By JJ Watts
Diversifying your investments is one of the best strategies to protect your portfolio. By spreading your assets across different types and categories of investments, you reduce your risk and improve your asset appreciation and potential gains. To pick the asset allocation that is best for you, it’s necessary to take a look at your goals and financial situation. Evaluate your comfort level when it comes to risk, because some of the riskier investments may also have the best potential returns. By doing this, and creating a mix of different investments such as stocks, mutual funds, bonds, and more aggressive plays, you can balance out risk and create the opportunity to increase your portfolio’s value.
Check Your Portfolio for Diversity
Investors often turn to asset allocation funds to expand their holdings. This type of fund, for instance, may be a 60/40 offering that invests 60% in stocks while keeping the other 40% in bonds or cash. You can also add mutual funds to further diversify although it’s a good idea to be sure that no more than 25% of your money is in any one holding. Selecting a mix of global equities and including both small and large-cap companies in your portfolio is also recommended. It’s also very important to analyze the underlying holdings. By looking at the top 10 to 15 stocks that make up each fund, you can make sure that your money is not over-invested in a single company or type of stock.
Diversify with Specialty Funds and High Gain Opportunities
If diversity is your goal, it’s important to consider other investments besides typical stocks and bonds.
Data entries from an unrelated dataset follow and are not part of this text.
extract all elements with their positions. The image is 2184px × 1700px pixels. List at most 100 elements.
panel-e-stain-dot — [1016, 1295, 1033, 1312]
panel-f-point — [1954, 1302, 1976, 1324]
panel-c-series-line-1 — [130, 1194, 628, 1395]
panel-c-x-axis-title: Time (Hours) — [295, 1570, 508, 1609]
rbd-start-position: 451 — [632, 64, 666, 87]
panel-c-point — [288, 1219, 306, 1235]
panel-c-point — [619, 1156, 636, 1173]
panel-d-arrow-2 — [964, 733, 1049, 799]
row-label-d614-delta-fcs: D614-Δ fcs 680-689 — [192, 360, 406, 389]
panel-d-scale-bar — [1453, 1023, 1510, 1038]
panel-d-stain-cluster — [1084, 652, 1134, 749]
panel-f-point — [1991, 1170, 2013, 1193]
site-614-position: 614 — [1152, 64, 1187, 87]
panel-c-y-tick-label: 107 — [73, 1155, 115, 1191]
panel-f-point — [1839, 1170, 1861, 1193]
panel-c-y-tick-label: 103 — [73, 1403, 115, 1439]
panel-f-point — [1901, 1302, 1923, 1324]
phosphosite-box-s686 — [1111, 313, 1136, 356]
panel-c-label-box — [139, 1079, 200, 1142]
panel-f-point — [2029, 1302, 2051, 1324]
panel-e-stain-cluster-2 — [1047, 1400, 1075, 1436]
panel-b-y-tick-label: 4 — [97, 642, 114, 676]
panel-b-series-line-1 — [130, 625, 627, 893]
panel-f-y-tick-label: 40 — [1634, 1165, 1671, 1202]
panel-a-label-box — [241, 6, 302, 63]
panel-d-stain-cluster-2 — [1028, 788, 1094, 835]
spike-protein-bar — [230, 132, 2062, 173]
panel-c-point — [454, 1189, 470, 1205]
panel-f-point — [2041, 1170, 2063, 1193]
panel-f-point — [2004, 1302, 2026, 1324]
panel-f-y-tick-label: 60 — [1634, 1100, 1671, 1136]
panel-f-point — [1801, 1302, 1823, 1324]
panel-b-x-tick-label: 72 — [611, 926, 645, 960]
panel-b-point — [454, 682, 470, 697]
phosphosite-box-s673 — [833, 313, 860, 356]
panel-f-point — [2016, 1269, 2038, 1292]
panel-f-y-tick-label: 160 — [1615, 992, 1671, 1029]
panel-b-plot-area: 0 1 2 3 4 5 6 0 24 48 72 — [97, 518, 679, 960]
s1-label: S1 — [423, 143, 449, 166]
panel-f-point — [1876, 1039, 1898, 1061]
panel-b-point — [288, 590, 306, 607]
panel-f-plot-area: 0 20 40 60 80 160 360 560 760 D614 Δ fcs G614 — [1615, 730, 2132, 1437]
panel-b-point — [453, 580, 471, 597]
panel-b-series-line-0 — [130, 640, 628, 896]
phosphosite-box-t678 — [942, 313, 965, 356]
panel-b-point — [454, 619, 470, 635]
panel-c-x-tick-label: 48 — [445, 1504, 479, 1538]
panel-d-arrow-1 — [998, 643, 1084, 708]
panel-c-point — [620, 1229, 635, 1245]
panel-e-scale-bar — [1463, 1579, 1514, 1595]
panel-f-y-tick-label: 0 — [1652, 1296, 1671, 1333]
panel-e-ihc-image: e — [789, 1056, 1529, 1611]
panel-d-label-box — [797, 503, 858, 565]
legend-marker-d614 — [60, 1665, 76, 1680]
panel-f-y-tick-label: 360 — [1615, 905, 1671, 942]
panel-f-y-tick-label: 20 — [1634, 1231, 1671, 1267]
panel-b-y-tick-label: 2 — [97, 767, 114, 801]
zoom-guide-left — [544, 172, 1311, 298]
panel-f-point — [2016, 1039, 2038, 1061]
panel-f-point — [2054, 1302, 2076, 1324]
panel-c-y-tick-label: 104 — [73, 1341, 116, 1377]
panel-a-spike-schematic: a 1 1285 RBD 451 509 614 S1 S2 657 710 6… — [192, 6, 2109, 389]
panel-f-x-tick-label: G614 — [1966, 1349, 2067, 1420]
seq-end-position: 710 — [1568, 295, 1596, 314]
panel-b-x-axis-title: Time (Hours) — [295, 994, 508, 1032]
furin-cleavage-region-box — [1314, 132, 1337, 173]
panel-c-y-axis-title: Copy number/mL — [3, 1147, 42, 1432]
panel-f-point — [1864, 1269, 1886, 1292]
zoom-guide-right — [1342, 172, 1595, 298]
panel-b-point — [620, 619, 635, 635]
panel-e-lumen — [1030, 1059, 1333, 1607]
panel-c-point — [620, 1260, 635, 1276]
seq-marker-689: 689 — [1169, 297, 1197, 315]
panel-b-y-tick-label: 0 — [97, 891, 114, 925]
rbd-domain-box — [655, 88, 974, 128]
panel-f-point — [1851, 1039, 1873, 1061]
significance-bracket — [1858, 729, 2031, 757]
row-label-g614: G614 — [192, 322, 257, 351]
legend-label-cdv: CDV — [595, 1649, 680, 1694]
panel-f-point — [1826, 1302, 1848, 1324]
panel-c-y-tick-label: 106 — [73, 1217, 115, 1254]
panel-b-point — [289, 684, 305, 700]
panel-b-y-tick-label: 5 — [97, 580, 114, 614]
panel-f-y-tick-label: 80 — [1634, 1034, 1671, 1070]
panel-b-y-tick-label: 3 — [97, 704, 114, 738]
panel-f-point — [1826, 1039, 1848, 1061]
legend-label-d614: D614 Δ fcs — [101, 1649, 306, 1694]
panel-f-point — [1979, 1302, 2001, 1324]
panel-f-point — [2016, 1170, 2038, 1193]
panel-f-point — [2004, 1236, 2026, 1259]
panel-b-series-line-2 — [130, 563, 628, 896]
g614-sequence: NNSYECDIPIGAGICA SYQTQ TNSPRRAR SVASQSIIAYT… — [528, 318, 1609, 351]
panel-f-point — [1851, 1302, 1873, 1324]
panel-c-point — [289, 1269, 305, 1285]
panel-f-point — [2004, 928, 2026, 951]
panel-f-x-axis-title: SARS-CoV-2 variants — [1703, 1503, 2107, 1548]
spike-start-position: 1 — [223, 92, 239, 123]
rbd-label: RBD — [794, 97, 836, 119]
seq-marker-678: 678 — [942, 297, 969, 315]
A real estate fund can provide a valuable hedge against inflation and provide an opportunity you could not structure on your own. You can also tap into commodity funds to further reduce your inflation risk. Savvy investors also find success when they devote a small portion of their portfolio to the most promising penny stocks. By researching the best penny stocks to buy now, it’s possible to leverage your knowledge and capitalize on some up and coming companies. It’s best to choose offerings on the regulated exchanges versus the over-the-counter (OTC) marketplace.
Rebalance Your Portfolio
Once you have created your mix of varied investments, you should rebalance your holdings regularly. While some do this annually, most professionals recommend rebalancing quarterly or whenever your asset mix moves over 10% from the target mix you set previously. By moving money, you can rebalance your allocations. Don’t have the time to look at your holdings, the market and risk tolerance? There are robo-advisors that can check your holdings and do the rebalancing for you. Robo-advisors are digital platforms that provide automated, algorithm-driven financial planning. With fees of approx. 0.25% per year compared to the 1% that human financial advisors typically charge, robo-advisors are becoming more mainstream.
Approaching retirement age? It’s always a good idea to re-evaluate your portfolio diversification as you approach retirement. To protect your nest egg, it may be wise to reduce risk by moving money from stocks and any speculative investments into income-producing bonds and cash.